Pois, passadas mais de duas décadas do episódio do “guarda-chuva do Gringo”, a Feicoop superou com muito vigor o preconceito e o tímido apoio e tornou-se simplesmente o maior evento de economia solidária do Rio Grande do Sul, do Brasil e da América Latina. Tornou-se também o evento – independente de estilo ou formato – que mais atrai visitantes para Santa Maria. Em 2018, o público foi de 300 mil pessoas, de 25 países.
Eu tenho muito orgulho de ser um entusiasta dessa proposta – que tem como cerne a organização, a solidariedade e o associativismo de trabalhadores – desde o seu marco zero.
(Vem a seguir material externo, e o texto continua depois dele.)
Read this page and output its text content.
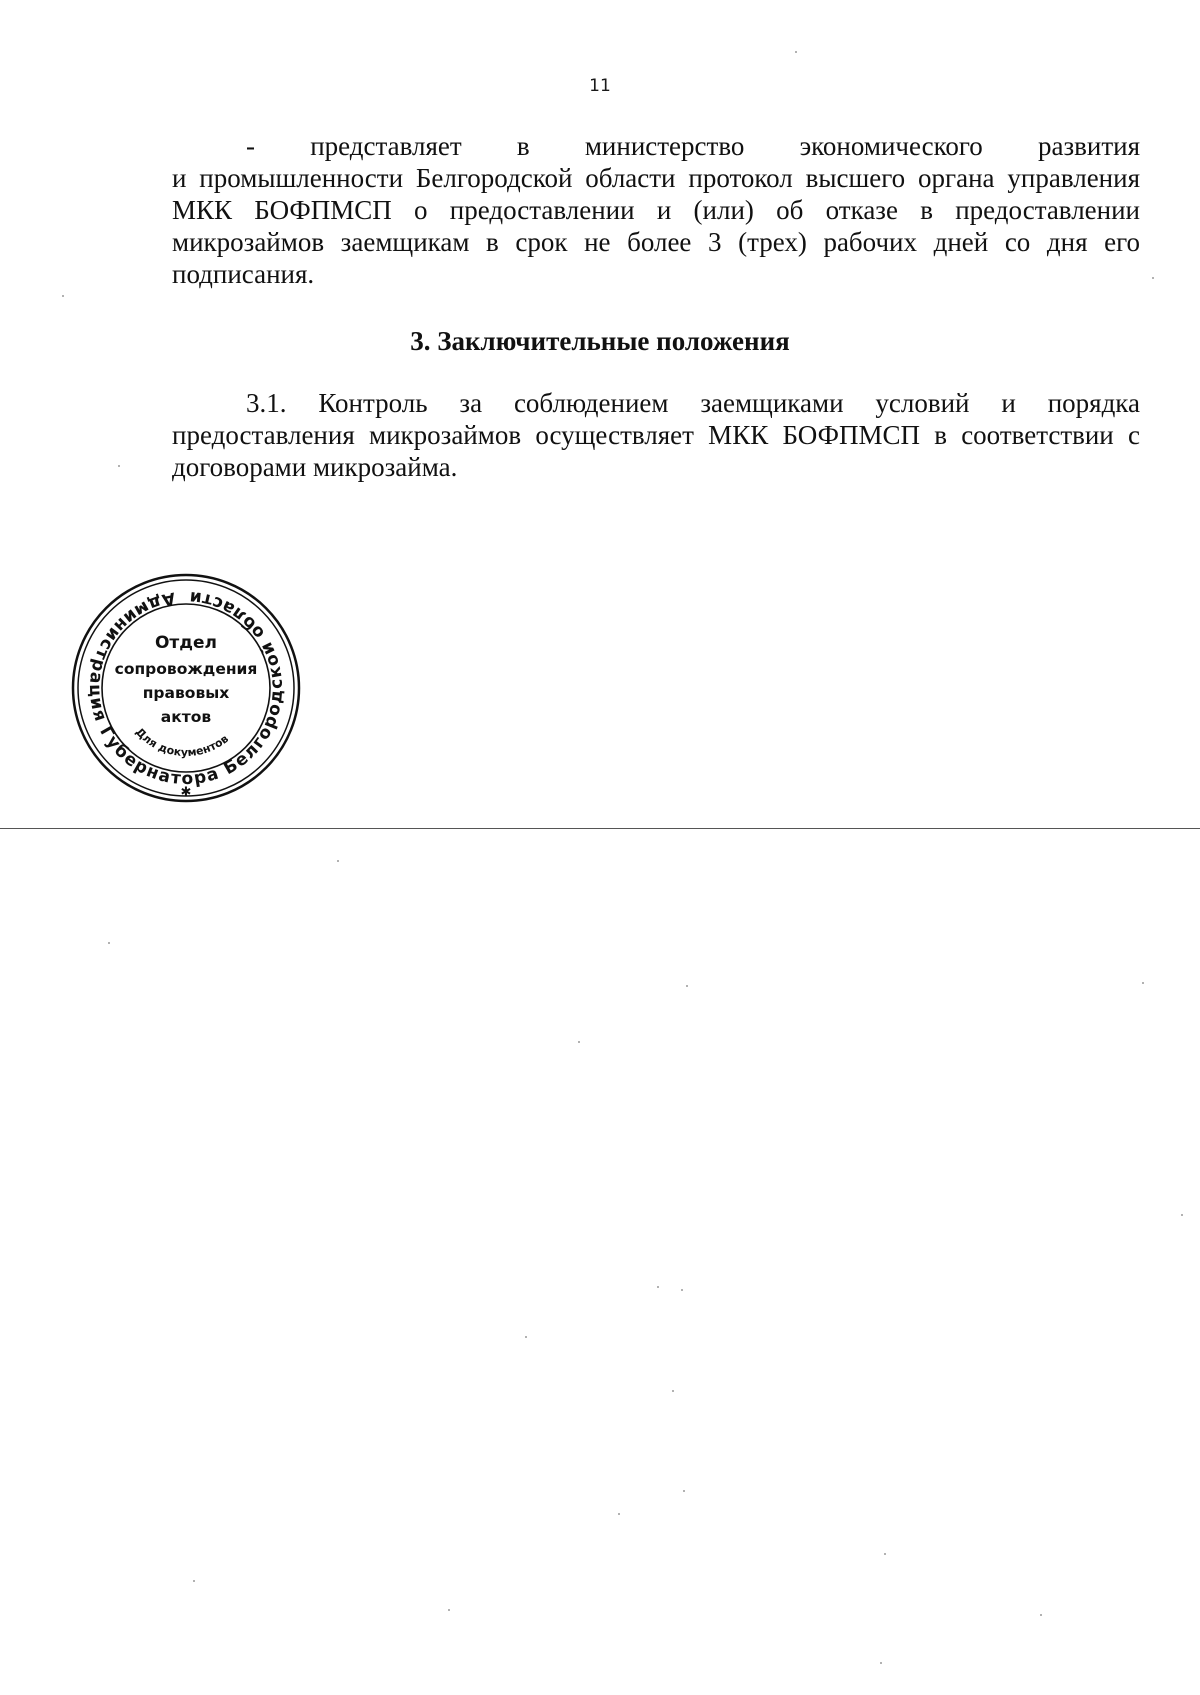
11

- представляет в министерство экономического развития
и промышленности Белгородской области протокол высшего органа управления МКК БОФПМСП о предоставлении и (или) об отказе в предоставлении микрозаймов заемщикам в срок не более 3 (трех) рабочих дней со дня его подписания.

3. Заключительные положения

3.1. Контроль за соблюдением заемщиками условий и порядка предоставления микрозаймов осуществляет МКК БОФПМСП в соответствии с договорами микрозайма.

Администрация Губернатора Белгородской области
Для документов
Отдел
сопровождения
правовых
актов
✱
De pronto entendi, como cidadão e como gestor público, que o apoio municipal deve mirar resultados além do curto prazo e além do balancete contábil. Como não ser favorável a uma ideia que visa gerar emprego e renda para pessoas que possuem potencial – no artesanato, na produção de alimentos ou na agricultura familiar -, mas que muitas vezes não encontram ambientes para labutar.
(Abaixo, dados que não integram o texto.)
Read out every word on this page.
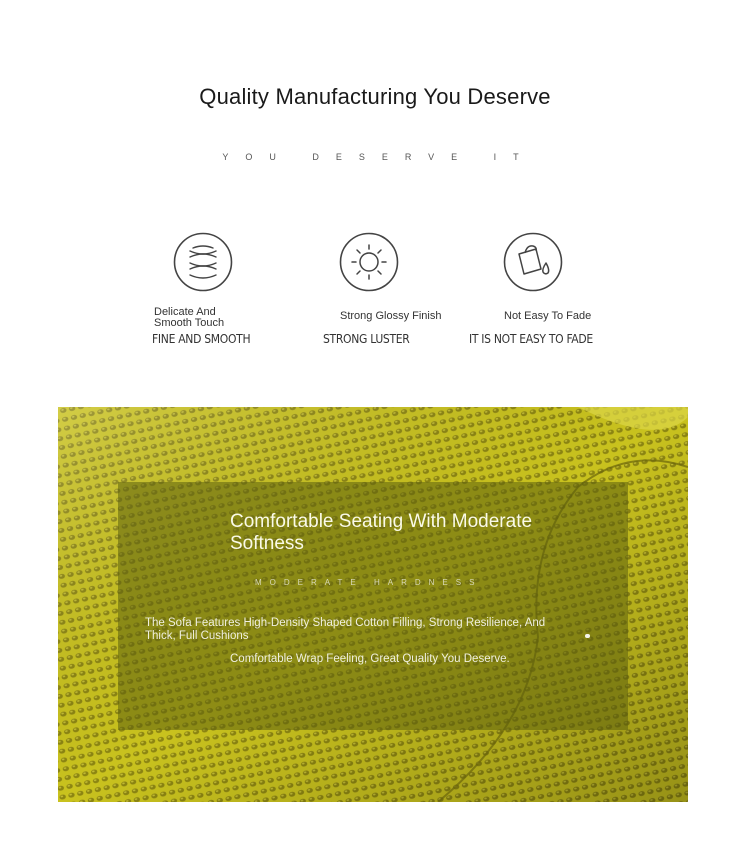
Quality Manufacturing You Deserve
YOU DESERVE IT
Delicate And
Smooth Touch
FINE AND SMOOTH
Strong Glossy Finish
STRONG LUSTER
Not Easy To Fade
IT IS NOT EASY TO FADE
Comfortable Seating With Moderate Softness
MODERATE HARDNESS
The Sofa Features High-Density Shaped Cotton Filling, Strong Resilience, And Thick, Full Cushions
Comfortable Wrap Feeling, Great Quality You Deserve.
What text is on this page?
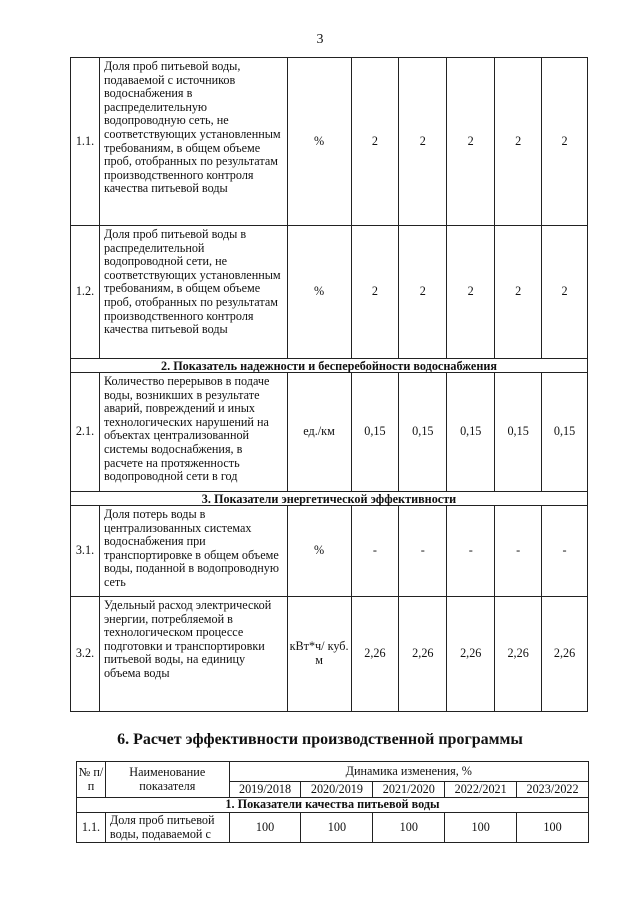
3
1.1.	Доля проб питьевой воды, подаваемой с источников водоснабжения в распределительную водопроводную сеть, не соответствующих установленным требованиям, в общем объеме проб, отобранных по результатам производственного контроля качества питьевой воды	%	2	2	2	2	2
1.2.	Доля проб питьевой воды в распределительной водопроводной сети, не соответствующих установленным требованиям, в общем объеме проб, отобранных по результатам производственного контроля качества питьевой воды	%	2	2	2	2	2
2. Показатель надежности и бесперебойности водоснабжения							
2.1.	Количество перерывов в подаче воды, возникших в результате аварий, повреждений и иных технологических нарушений на объектах централизованной системы водоснабжения, в расчете на протяженность водопроводной сети в год	ед./км	0,15	0,15	0,15	0,15	0,15
3. Показатели энергетической эффективности							
3.1.	Доля потерь воды в централизованных системах водоснабжения при транспортировке в общем объеме воды, поданной в водопроводную сеть	%	-	-	-	-	-
3.2.	Удельный расход электрической энергии, потребляемой в технологическом процессе подготовки и транспортировки питьевой воды, на единицу объема воды	кВт*ч/ куб. м	2,26	2,26	2,26	2,26	2,26
6. Расчет эффективности производственной программы
№ п/п	Наименование показателя	Динамика изменения, %				
		2019/2018	2020/2019	2021/2020	2022/2021	2023/2022
1. Показатели качества питьевой воды						
1.1.	Доля проб питьевой воды, подаваемой с	100	100	100	100	100
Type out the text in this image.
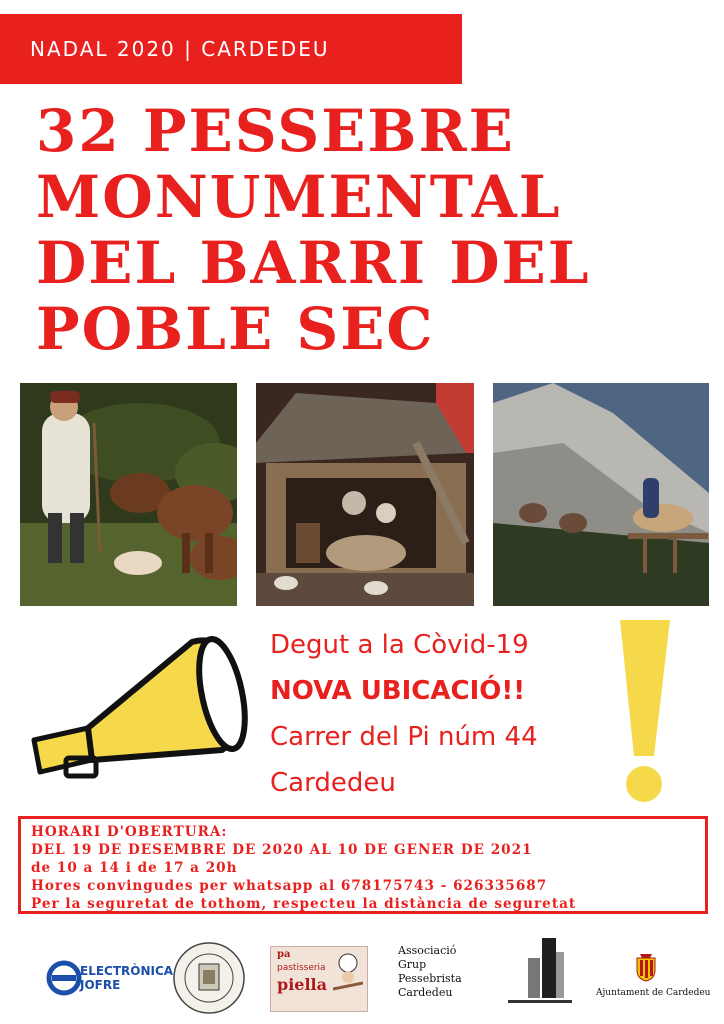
NADAL 2020 | CARDEDEU
32 PESSEBRE
MONUMENTAL
DEL BARRI DEL
POBLE SEC
Degut a la Còvid-19
NOVA UBICACIÓ!!
Carrer del Pi núm 44
Cardedeu
HORARI D'OBERTURA:
DEL 19 DE DESEMBRE DE 2020 AL 10 DE GENER DE 2021
de 10 a 14 i de 17 a 20h
Hores convingudes per whatsapp al 678175743 - 626335687
Per la seguretat de tothom, respecteu la distància de seguretat
ELECTRÒNICA
JOFRE
pa
pastisseria
piella
Associació
Grup
Pessebrista
Cardedeu	Ajuntament de Cardedeu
Em suma, a Feicoop é um evento “ganha-ganha”, pois aquece a economia, gera empregos, promove debates de fôlego sobre temas sociais e econômicos e, além disso, divulga e eleva o nome de Santa Maria. Que cidade do Brasil e do mundo não gostaria de poder, todos os anos, sediar um evento como esse perfil?
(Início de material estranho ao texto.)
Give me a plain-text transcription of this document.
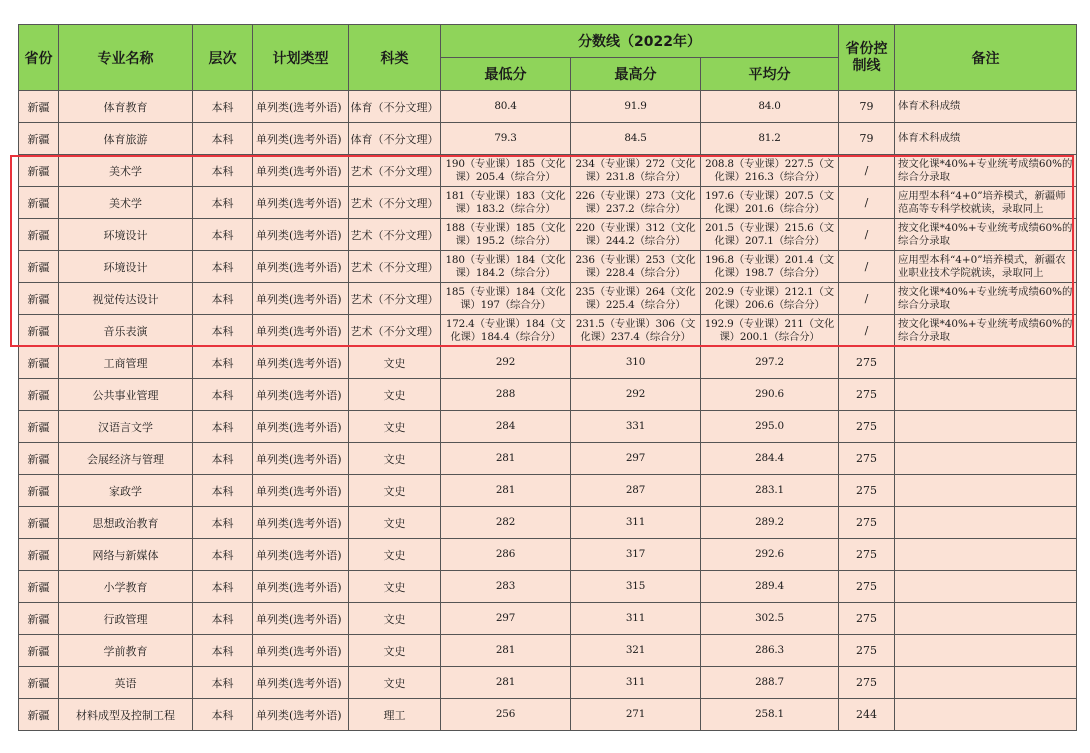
省份	专业名称	层次	计划类型	科类	分数线（2022年）			省份控制线	备注
					最低分	最高分	平均分		
新疆	体育教育	本科	单列类(选考外语)	体育（不分文理）	80.4	91.9	84.0	79	体育术科成绩
新疆	体育旅游	本科	单列类(选考外语)	体育（不分文理）	79.3	84.5	81.2	79	体育术科成绩
新疆	美术学	本科	单列类(选考外语)	艺术（不分文理）	190（专业课）185（文化课）205.4（综合分）	234（专业课）272（文化课）231.8（综合分）	208.8（专业课）227.5（文化课）216.3（综合分）	/	按文化课*40%+专业统考成绩60%的综合分录取
新疆	美术学	本科	单列类(选考外语)	艺术（不分文理）	181（专业课）183（文化课）183.2（综合分）	226（专业课）273（文化课）237.2（综合分）	197.6（专业课）207.5（文化课）201.6（综合分）	/	应用型本科“4+0”培养模式，新疆师范高等专科学校就读，录取同上
新疆	环境设计	本科	单列类(选考外语)	艺术（不分文理）	188（专业课）185（文化课）195.2（综合分）	220（专业课）312（文化课）244.2（综合分）	201.5（专业课）215.6（文化课）207.1（综合分）	/	按文化课*40%+专业统考成绩60%的综合分录取
新疆	环境设计	本科	单列类(选考外语)	艺术（不分文理）	180（专业课）184（文化课）184.2（综合分）	236（专业课）253（文化课）228.4（综合分）	196.8（专业课）201.4（文化课）198.7（综合分）	/	应用型本科“4+0”培养模式，新疆农业职业技术学院就读，录取同上
新疆	视觉传达设计	本科	单列类(选考外语)	艺术（不分文理）	185（专业课）184（文化课）197（综合分）	235（专业课）264（文化课）225.4（综合分）	202.9（专业课）212.1（文化课）206.6（综合分）	/	按文化课*40%+专业统考成绩60%的综合分录取
新疆	音乐表演	本科	单列类(选考外语)	艺术（不分文理）	172.4（专业课）184（文化课）184.4（综合分）	231.5（专业课）306（文化课）237.4（综合分）	192.9（专业课）211（文化课）200.1（综合分）	/	按文化课*40%+专业统考成绩60%的综合分录取
新疆	工商管理	本科	单列类(选考外语)	文史	292	310	297.2	275	
新疆	公共事业管理	本科	单列类(选考外语)	文史	288	292	290.6	275	
新疆	汉语言文学	本科	单列类(选考外语)	文史	284	331	295.0	275	
新疆	会展经济与管理	本科	单列类(选考外语)	文史	281	297	284.4	275	
新疆	家政学	本科	单列类(选考外语)	文史	281	287	283.1	275	
新疆	思想政治教育	本科	单列类(选考外语)	文史	282	311	289.2	275	
新疆	网络与新媒体	本科	单列类(选考外语)	文史	286	317	292.6	275	
新疆	小学教育	本科	单列类(选考外语)	文史	283	315	289.4	275	
新疆	行政管理	本科	单列类(选考外语)	文史	297	311	302.5	275	
新疆	学前教育	本科	单列类(选考外语)	文史	281	321	286.3	275	
新疆	英语	本科	单列类(选考外语)	文史	281	311	288.7	275	
新疆	材料成型及控制工程	本科	单列类(选考外语)	理工	256	271	258.1	244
Por ter essa avaliação a respeito da obra assinada por Dom Ivo e continuada pela Irmã Lourdes Dill, encaro com muita preocupação a notícia de que a 26ª edição da Feicoop, prevista para ocorrer entre 11 a 14 de julho desse ano, corre o risco de não ter mais sequência por falta de apoio e incentivo.
Enfaticamente, discordo da posição de quem acha que a economia solidária não merece apoio público. No país, hoje, há mais de 20 mil empreendimentos solidários e cerca de 2,5 milhões de trabalhadores e trabalhadoras engajados na chamada “nova economia”. Será que essa gama toda de gente não merece, minimamente, receber algum tipo de incentivo para, ao fim e ao cabo, gerar emprego, gerar renda e gerar mais dignidade nas comunidades onde atuam? Será que o retorno social não compensa?
No Brasil atual, infelizmente, quem menos precisa de apoio governamental tem preferência. Só na Câmara Federal, tramitam mais de 30 projetos que concedem incentivos ou perdoam dívidas privadas num montante que chega R$ 238 bilhões até o ano que vem. Aqui, na aldeia gaúcha, os incentivos fiscais a grande grupos beiram a casa dos R$ 9 BI. Somente um único empresário – que figura na lista dos mais ricos do país – levou R$ 343,4 milhões do caixa do Estado para criar a “bagatela” de cinco novos empregos.
São essas injustiças que alimentam o mecanismo perverso que está consolidado no nosso país, o qual rotula os pequenos negócios de cunho familiar como “gastos”, “desperdícios” ou “exemplos de paternalismo” e classifica o apoio a megaempresários e a grandes proprietário de terra como “política de desenvolvimento”.
Faz bem, nesses tempos adversos, recuperar as palavras do escritor uruguaio Eduardo Galeano, que soube melhor do que ninguém definir o que é utopia. Para ele, “a utopia está lá no horizonte. Me aproximo dois passos, ela se afasta dois passos. Caminho dez passos e o horizonte corre dez passos. Por mais que eu caminhe, jamais alcançarei. Para que serve a utopia? Serve para isso: para que eu não deixe de caminhar”.
Tenho absoluta certeza que a caminhada da Feicoop e da economia solidária não vai parar agora. Quem emergiu do barro, da chuva e do vento não desistirá de buscar a utopia e de enfrentar o maior mal do Brasil: a desigualdade social.